Diese «oberste Rechtsquelle» will die SVP lediglich dem «nicht zwingenden Völkerrecht» voranstellen. Die Eidgenössischen Räte jedoch sollen sich auch in Zukunft nicht an unsere Bundesverfassung als oberste Rechtsquelle halten müssen. Erlassene Gesetze dürfen der Bundesverfassung weiterhin widersprechen, diese verletzen, ohne dass irgendeine Instanz, geschweige denn eine Bürgerin oder ein Bürger sich dagegen wehren kann.
Denn anders als in fast allen demokratischen Ländern gibt es in der Schweiz kein Verfassungsgericht, das Gesetze auf ihre Verfassungsmässigkeit überprüfen kann. Wenn es der SVP mit der Bundesverfassung als «oberster Rechtsquelle» ernst wäre, müsste sie in erster Linie ein Verfassungsgericht fordern.
Als Vorwand, ein solches Verfassungsgericht abzulehnen, dient den Parlamentariern die angebliche Unvereinbarkeit mit der direkten Demokratie. Beispiele von US-Bundesstaaten wie Kalifornien, wo die direkte Demokratie ähnlich ausgestaltet ist wie in der Schweiz, beweisen jedoch, dass ein Verfassungsgericht seine Funktionen bestens erfüllen kann.
Beispiele von halbtoten Verfassungsartikeln
Ein kürzlich hier gezeigtes Beispiel ist der Verfassungsartikel zum Konsumentenschutz («Schneider-Ammans Regelungswut gegen Sara Stalder»): Den von den Konsumentinnen und Konsumenten erkämpften Verfassungsauftrag haben Parlament und Bundesrat für ein Gnadenbrot und eine Bevormundung der eh schon schwachen Konsumenten-Lobby missbraucht.

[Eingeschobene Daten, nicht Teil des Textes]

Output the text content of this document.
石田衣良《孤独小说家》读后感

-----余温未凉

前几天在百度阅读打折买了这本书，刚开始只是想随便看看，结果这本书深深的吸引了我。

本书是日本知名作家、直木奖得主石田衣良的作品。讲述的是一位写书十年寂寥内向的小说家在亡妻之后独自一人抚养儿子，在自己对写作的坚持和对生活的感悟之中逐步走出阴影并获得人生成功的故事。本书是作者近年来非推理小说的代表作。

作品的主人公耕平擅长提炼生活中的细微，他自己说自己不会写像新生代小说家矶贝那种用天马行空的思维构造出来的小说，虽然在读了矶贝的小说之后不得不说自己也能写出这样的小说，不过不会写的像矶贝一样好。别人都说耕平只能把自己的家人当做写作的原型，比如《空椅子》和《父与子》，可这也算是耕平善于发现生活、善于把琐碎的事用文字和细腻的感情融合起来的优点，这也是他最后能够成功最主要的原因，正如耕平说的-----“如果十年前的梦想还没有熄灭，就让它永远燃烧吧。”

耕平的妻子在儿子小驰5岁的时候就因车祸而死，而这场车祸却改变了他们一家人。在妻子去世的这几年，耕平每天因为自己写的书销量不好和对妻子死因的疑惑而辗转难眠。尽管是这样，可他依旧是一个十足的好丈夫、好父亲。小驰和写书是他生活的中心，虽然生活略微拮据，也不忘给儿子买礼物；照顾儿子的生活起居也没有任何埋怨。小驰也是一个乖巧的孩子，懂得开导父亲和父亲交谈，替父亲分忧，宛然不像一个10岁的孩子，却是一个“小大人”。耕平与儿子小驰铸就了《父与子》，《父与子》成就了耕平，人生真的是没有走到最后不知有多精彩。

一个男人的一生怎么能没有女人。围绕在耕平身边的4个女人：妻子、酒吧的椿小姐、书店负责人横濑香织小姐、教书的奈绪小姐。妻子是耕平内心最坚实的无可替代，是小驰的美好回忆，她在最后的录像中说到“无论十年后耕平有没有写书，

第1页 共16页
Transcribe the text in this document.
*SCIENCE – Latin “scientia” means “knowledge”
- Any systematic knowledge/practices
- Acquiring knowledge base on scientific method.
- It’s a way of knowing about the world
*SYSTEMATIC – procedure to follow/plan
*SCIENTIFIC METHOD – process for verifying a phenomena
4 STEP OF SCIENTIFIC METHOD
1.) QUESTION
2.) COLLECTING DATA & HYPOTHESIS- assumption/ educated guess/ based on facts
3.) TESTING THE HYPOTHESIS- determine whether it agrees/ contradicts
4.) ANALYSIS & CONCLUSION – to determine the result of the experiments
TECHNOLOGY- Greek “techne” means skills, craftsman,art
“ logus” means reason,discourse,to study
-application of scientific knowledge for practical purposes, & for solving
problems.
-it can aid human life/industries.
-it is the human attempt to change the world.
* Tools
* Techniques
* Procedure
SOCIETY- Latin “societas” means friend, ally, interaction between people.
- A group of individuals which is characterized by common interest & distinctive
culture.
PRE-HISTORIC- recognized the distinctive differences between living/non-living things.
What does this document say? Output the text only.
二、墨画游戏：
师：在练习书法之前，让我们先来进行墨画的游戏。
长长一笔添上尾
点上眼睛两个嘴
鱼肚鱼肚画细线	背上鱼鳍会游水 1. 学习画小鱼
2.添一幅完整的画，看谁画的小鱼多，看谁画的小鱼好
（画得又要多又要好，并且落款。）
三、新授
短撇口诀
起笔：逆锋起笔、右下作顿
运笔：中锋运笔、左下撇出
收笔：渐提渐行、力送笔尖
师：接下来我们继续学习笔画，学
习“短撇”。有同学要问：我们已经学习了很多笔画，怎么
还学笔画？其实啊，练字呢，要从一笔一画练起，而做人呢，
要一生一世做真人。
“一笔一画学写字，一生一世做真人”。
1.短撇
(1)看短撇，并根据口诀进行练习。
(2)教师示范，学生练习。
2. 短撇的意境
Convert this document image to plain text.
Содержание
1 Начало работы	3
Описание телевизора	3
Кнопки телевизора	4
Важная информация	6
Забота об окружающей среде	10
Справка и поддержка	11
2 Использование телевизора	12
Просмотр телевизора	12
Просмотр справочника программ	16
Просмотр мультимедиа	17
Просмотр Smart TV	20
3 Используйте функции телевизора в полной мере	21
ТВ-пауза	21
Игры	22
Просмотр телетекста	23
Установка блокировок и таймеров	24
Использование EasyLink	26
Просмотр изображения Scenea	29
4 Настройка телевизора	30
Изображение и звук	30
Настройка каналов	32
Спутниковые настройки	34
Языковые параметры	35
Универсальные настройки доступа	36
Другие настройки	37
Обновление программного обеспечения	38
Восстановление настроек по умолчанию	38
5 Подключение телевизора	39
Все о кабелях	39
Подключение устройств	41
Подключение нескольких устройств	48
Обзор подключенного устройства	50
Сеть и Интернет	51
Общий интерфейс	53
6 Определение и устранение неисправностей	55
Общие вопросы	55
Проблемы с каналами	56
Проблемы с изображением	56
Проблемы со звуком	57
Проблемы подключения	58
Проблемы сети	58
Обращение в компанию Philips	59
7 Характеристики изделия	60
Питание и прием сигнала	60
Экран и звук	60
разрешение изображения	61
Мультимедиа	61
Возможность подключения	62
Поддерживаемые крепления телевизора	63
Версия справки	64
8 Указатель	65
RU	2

«Schutz vor lästigen Einwirkungen»
Ein weiteres Beispiel ist Art. 74 der Bundesverfassung: «Der Bund erlässt Vorschriften über den Schutz des Menschen und seiner natürlichen Umwelt vor schädlichen oder lästigen Einwirkungen». Der Bundesrat hat diesen Artikel in einer Verordnung so umgesetzt, dass der Lärm von Jumbo-Jets täglich um 06.00 Uhr in einer Höhe von 300 Metern über den Schlafzimmern kein «lästiger» Lärm ist. Das hat zur Folge, dass die betroffenen Anwohner ihre Schallschutzfenster und -massnahmen selber zahlen müssen (siehe «Flughafen Zürich lässt Lärmopfer selber zahlen» vom 21.8.2013).
«Geordnete Besiedlung»
Weiteres Beispiel: Artikel 75 der Bundesverfassung schreibt vor, dass der Bund zur «zweckmässigen und haushälterischen Nutzung des Bodens und der geordneten Besiedlung des Landes» «Grundsätze der Raumplanung festlegen» muss. Auch hier ist die Verfassung weitgehend Makulatur geblieben, wie ein Augenschein in fast allen Gebieten der Schweiz beweist.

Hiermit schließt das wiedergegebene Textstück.